Her ne kadar Hogwarts Cadılık ve Büyücülük Okul’u, Harry Potter serisinin olasılıkla en simgesel mekânı olsa da, öykü, tarihsel esinini, görsel kimliğini, biz Hogwarts'ı görmeden önce şekillendirmekte. Bu dünya ile tanışmamız, Harry'nin büyücülük dünyasına ilk ziyareti olan Diagon Yolu’nda karşımıza çıkar. Buradaki, almaşık duvarlı, mumla aydınlatılmış binalar Ortaçağ dönemini hissettirirken, mekânların çevresindeki ve içindeki insanların Edward dönemi silindir şapkaları, Viktorya dönemi giysileriyle karmaşık biçimde zamanda yolculuk yapmışız gibi hissettirmektedir. 

Bu eklektik zaman yolculuğu; Harry Potter ve arkadaşlarını insanlara ait Muggle dünyasından büyücüler dünyasına götüren; 9 3/4’ten kalkan Hogwarts Ekspresi’nde de sürmektedir. Bu trenin tasarımı göz önünde bulundurulduğunda motoru 1937’de, vagonları ise 1950’de üretilmiştir. Ancak, sahnelere baktığımızda çok daha eski zamanlarda geçtiğini hissederiz. 

Serinin büyülü atmosferini yaratan en simgesel yer; okulunun yer aldığı Gotik tarzdaki Hogwarts Şatosu’dur. Gotik mimari Avrupa’nın sosyo-politik anlamda karmaşalarla dolu dönemi olan Ortaçağ’da ortaya çıkar ve Haçlı Seferi ile hızla yayılır.

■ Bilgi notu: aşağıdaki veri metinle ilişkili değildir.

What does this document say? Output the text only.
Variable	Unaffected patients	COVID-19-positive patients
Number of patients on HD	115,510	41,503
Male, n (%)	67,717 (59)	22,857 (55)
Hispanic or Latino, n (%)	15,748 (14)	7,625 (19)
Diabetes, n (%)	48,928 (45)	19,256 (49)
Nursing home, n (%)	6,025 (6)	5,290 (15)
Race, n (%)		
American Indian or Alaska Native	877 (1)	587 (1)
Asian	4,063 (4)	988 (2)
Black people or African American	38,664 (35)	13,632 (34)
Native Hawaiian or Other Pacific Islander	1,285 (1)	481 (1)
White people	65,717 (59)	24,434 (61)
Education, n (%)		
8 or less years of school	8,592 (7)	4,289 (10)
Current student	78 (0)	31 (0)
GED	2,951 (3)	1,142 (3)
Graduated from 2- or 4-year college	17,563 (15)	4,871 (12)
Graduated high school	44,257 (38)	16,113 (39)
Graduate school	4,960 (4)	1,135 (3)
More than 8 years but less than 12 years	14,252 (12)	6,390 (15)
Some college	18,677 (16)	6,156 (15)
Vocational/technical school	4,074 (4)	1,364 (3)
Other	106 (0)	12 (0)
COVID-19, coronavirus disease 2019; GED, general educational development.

Gotik dönem mimari için gösterilebilecek örnekler dini merkezler olan katedraller ve manastırlardır. Bu tarzın ana özellikleri sivri kemerler, yüksek tonozlardır. Mimaride yaşanan teknik gelişmeler sonucu; ışığın içeri girmesini sağlayan vitray pencereli, uzun yapılar inşa edilebilir duruma gelmiş ve binalar, bulunduğu bölgedeki diğer tüm yapılardan yüksek olarak tasarlanmıştır.

GOTİK YAŞAM BİÇİMİ

Ancak, her estetik tarzı yalnızca dekoratif unsur olarak değil, bir yaşam biçimi olarak da değerlendirmek gerekir. Gotik tarz 12. yüzyılın ortalarında ortaya çıkar ve 16. yüzyıla kadar sürer. Bu süreçte sanat ve entelektüel düşünce dini yapılardan yavaş yavaş çıkmaya başlamış, Avrupa'daki ilk üniversiteler ve meslek kuruluşları oluşmuştur. Bu nedenden dolayı, oyunda kullanılan gotik mimari manzara, Avrupa kültüründeki liberal eğitimin önem kazandığı dönemi romantikleştirir. Günümüzde de Oxford, Harvard ve Yale gibi üniversite ve eğitim kurumlarının mimarisine baktığınızda genelde tıpkı düşsel bir mekân olan Hogwards Akademi gibi Gotik mimarinin etkilerini görürüz. 

Bu tür  kitapları okurken, filmleri izlerken veya son dönemlerde sıkça karşılaştığımız oyunları oynarken de yalnızca nostaljik atmosfer içinde değil, mimarinin yarattığı prestij ve gizem duygusu içinde de kayboluruz ve eğitimin heyecan verici; kutsallığını hissederiz. Tıpkı prestijli bir büyü okulu olan Hogwarts’ın seçilmiş öğrencileri gibi.